Section 27(f) of the Revenue Act of 1936 provides that "in the case of amounts distributed in liquidation the part of such distribution which is properly chargeable to the earnings or profits accumulated after February 28, 1913, shall, for the purposes of computing the dividends paid credit under this section, be treated as a taxable dividend paid." On the fact of it, this section would appear to allow distribution of the entire accumulated profits and earnings of a corporation in liquidation for the purposes of the dividends paid credit and leave such corporation no undistributed profits tax liability provided that the accumulated earnings or profits exceeded the adjusted net income. If, however, reference is made to Section 112(b)(6) wherein it is provided that "no gain or loss shall be recognized upon the receipt by a corporation of property distributed in complete liquidation of another corporation" and to Section 27(h) which provides that "if any part of a distribution is not a taxable dividend in the hands of such of the shareholders as are subject to taxation under this title for the period in which the distribution is made, no dividends paid credit shall be allowed with respect to such part," it seems clear that Section 27(f) is nullified and a corporation in liquidation is subject to the undistributed profits tax on its entire adjusted net income.
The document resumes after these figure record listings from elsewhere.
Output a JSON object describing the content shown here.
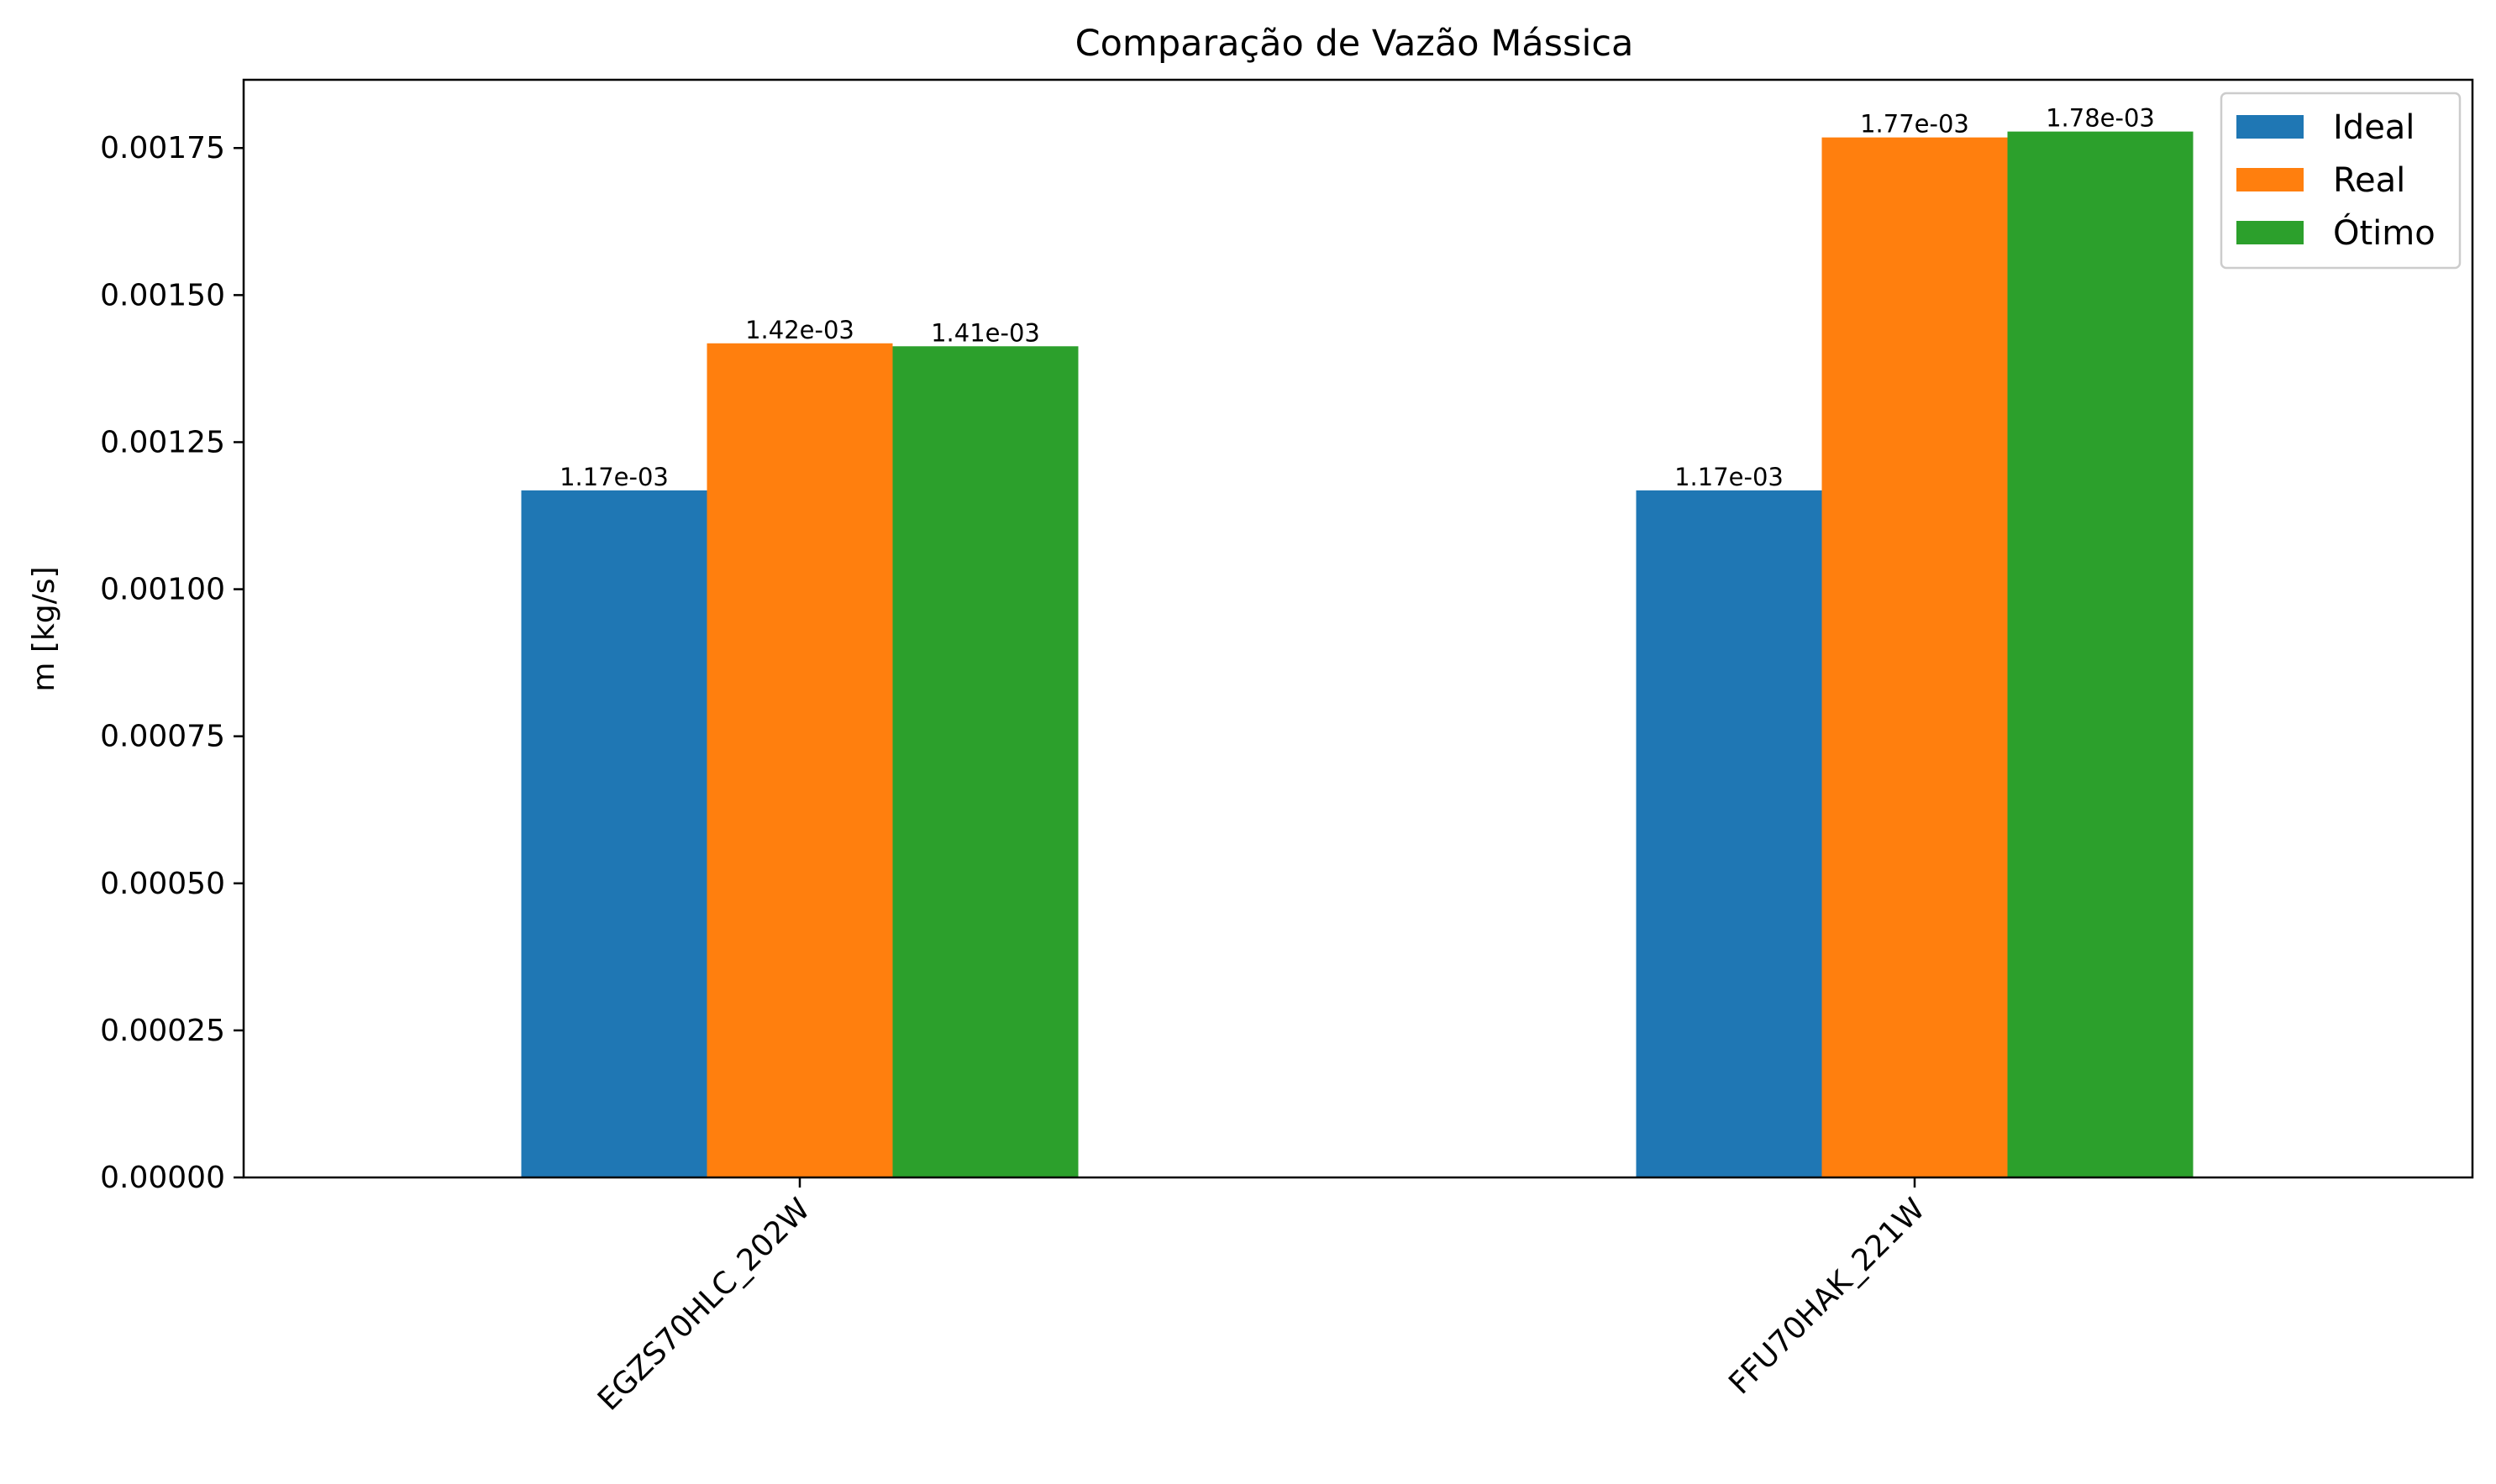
{
  "chart_data": {
    "type": "bar",
    "title": "Comparação de Vazão Mássica",
    "xlabel": "",
    "ylabel": "m [kg/s]",
    "ylim": [
      0,
      0.001866
    ],
    "yticks": [
      "0.00000",
      "0.00025",
      "0.00050",
      "0.00075",
      "0.00100",
      "0.00125",
      "0.00150",
      "0.00175"
    ],
    "categories": [
      "EGZS70HLC_202W",
      "FFU70HAK_221W"
    ],
    "series": [
      {
        "name": "Ideal",
        "color": "#1f77b4",
        "values": [
          0.001168,
          0.001168
        ],
        "labels": [
          "1.17e-03",
          "1.17e-03"
        ]
      },
      {
        "name": "Real",
        "color": "#ff7f0e",
        "values": [
          0.001418,
          0.001768
        ],
        "labels": [
          "1.42e-03",
          "1.77e-03"
        ]
      },
      {
        "name": "Ótimo",
        "color": "#2ca02c",
        "values": [
          0.001413,
          0.001778
        ],
        "labels": [
          "1.41e-03",
          "1.78e-03"
        ]
      }
    ],
    "grid": false,
    "legend_position": "top-right",
    "xtick_rotation": 45
  }
}
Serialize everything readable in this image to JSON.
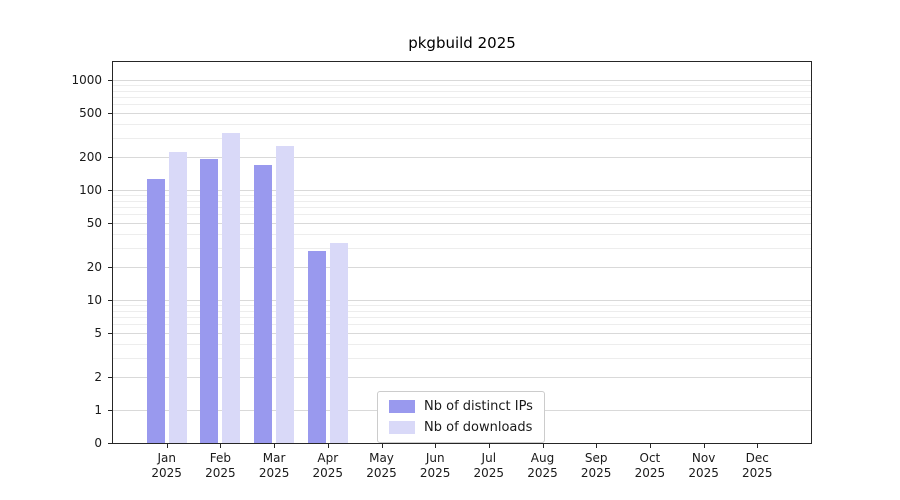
{
  "chart_data": {
    "type": "bar",
    "title": "pkgbuild 2025",
    "year_label": "2025",
    "categories": [
      "Jan",
      "Feb",
      "Mar",
      "Apr",
      "May",
      "Jun",
      "Jul",
      "Aug",
      "Sep",
      "Oct",
      "Nov",
      "Dec"
    ],
    "series": [
      {
        "name": "Nb of distinct IPs",
        "key": "distinct-ips",
        "color": "#9999ee",
        "values": [
          125,
          190,
          170,
          28,
          null,
          null,
          null,
          null,
          null,
          null,
          null,
          null
        ]
      },
      {
        "name": "Nb of downloads",
        "key": "downloads",
        "color": "#d9d9f8",
        "values": [
          220,
          330,
          250,
          33,
          null,
          null,
          null,
          null,
          null,
          null,
          null,
          null
        ]
      }
    ],
    "yscale": "symlog",
    "yticks": [
      0,
      1,
      2,
      5,
      10,
      20,
      50,
      100,
      200,
      500,
      1000
    ],
    "ylim": [
      0,
      1500
    ],
    "xlabel": "",
    "ylabel": "",
    "grid": "horizontal major and minor gridlines",
    "legend_position": "inside plot, lower center-left"
  },
  "colors": {
    "bar_distinct_ips": "#9999ee",
    "bar_downloads": "#d9d9f8",
    "grid_major": "#d9d9d9",
    "grid_minor": "#ededed",
    "axis": "#262626",
    "background": "#ffffff"
  }
}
The Bureau has taken the position that a strict interpretation of Section 27(h) would impose an undue hardship in the case of complete liquidation of a subsidiary. Such a subsidiary would be liable to the severest of the undistributed profits tax rates on the full amount of its adjusted net income accounted for the portion of its taxable year up to the date of liquidation. In interpreting Section 27(f) it has, therefore, ruled (Article 27(f)-1-(c) of Regulations 94) that, subject to certain limitations, the portion of a distribution of earnings made by a corporation which has just received the total assets of another corporation representing earnings and profits of the liquidated corporation, may be allocated for the purpose of the dividends paid credit to the liquidated corporation.
As the statute now stands, Sections 27(f) and (h) appear to conflict; further conflict seems to exist between the statute and the regulations. In order to clarify the procedure, it is suggested that Section 27(f) be repealed and Section 27(h) be amended to read:
"(h) Nontaxable Distributions. -- If any part of a distribution (including stock dividends and stock rights) is not a taxable dividend in the hands of such of the shareholders as are subject to taxation under this title for the period in which the distribution is made, no dividends paid credit shall be allowed with respect to such part; EXCEPT THAT DISTRIBUTIONS IN LIQUIDATION SHALL BE ALLOWED FOR THE PURPOSES OF DETERMINING THE DIVIDENDS PAID CREDIT SUBJECT TO THE LIMITATIONS OF SECTION 115(B) AND TO THE EXTENT AND IN ACCORDANCE WITH REGULATIONS THAT SHALL BE PRESCRIBED BY THE COMMISSIONER, WITH THE APPROVAL OF THE SECRETARY."